Restaurant: Tozi

8 Gillingham St, London SW1V 1HJ; 020 7769 9771

Steve Fricker

By Winnie.Agbonlahor

28 Nov 2013

It was a dark, rainy evening when I spotted Tozi. I was on my way home from an exhausting work-out at the Queen Mother Sports Centre, a few yards down the road, when my eyes were caught by a hidden oasis: a vision of warmth, relaxation and enjoyable food, tucked away on a little side street.

With my tired body finding new energy, I shot around the corner to check the menu, which featured most mains at below £10. I had to return to this place: a week later I arrived with a friend, and we were soon impressed by how friendly, attentive and welcoming every staff member was.

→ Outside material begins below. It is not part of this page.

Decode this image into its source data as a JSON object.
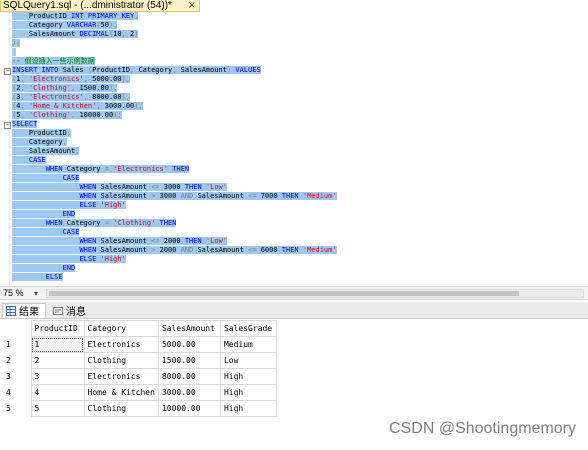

A basket of warm bread promptly arrived on our table, waiting to be dipped in the tasty-looking olive oil and balsamic vinegar – just like in Italy.

The one thing that wasn’t Italian about this restaurant was its concept: “It’s like Italian Tapas,” our smiley waiter explained. Every dish comes as a small taster portion. Generally, he said, people order about three dishes each and share all of them; the chef will send them out in small batches. The only dishes which are regarded as big enough to serve as a main are those marked with a ‘T’ on the menu.

The prospect of paying three times as much as we’d anticipated was a disappointing one, but we were confident our money would be well spent. So we placed our orders.

Things began well. The buffalo mozzarella served with ‘heritage tomatoes’ and basil was the creamiest mozzarella I had ever tasted. It melted in my mouth, and went well with the mulitcoloured tomatoes. It could, however, have benefited from more than one basil leaf and some more tomatoes.

This paucity quickly became a theme. Having spent nearly £7 on ‘gratinated scallops, Venetian-style’, I did expect to receive more than one scallop. So I felt let down when I received a lone scallop; and whilst it was presented in its beautiful shell, covered in garlicky toasted breadcrumbs, the taste was only mediocre. My baked aubergine Parmigiana came in an equally impressive dish, but with a comparably unexciting flavour.

The biggest let-down was my friend’s meal. Her T-marked ‘fritto misto’ – a blend of battered prawns, squid, crab and sardines – turned out to be a mere handful of food, served with slice of lemon. For £13.50.

Even after filling up on all the delicious bread, my friend’s stomach was still growling. So we paid our bill and went to Giraffe – a chain restaurant around the corner.

Despite our escape, I would recommend Tozi as a pleasant place to eat, drink and socialise. Don’t expect to be blown away by culinary taste explosions, though. And don’t expect the recommended three dishes to make for a filling meal: all the portions were disappointingly small. Still, at least I won’t have to work as hard at my next gym session.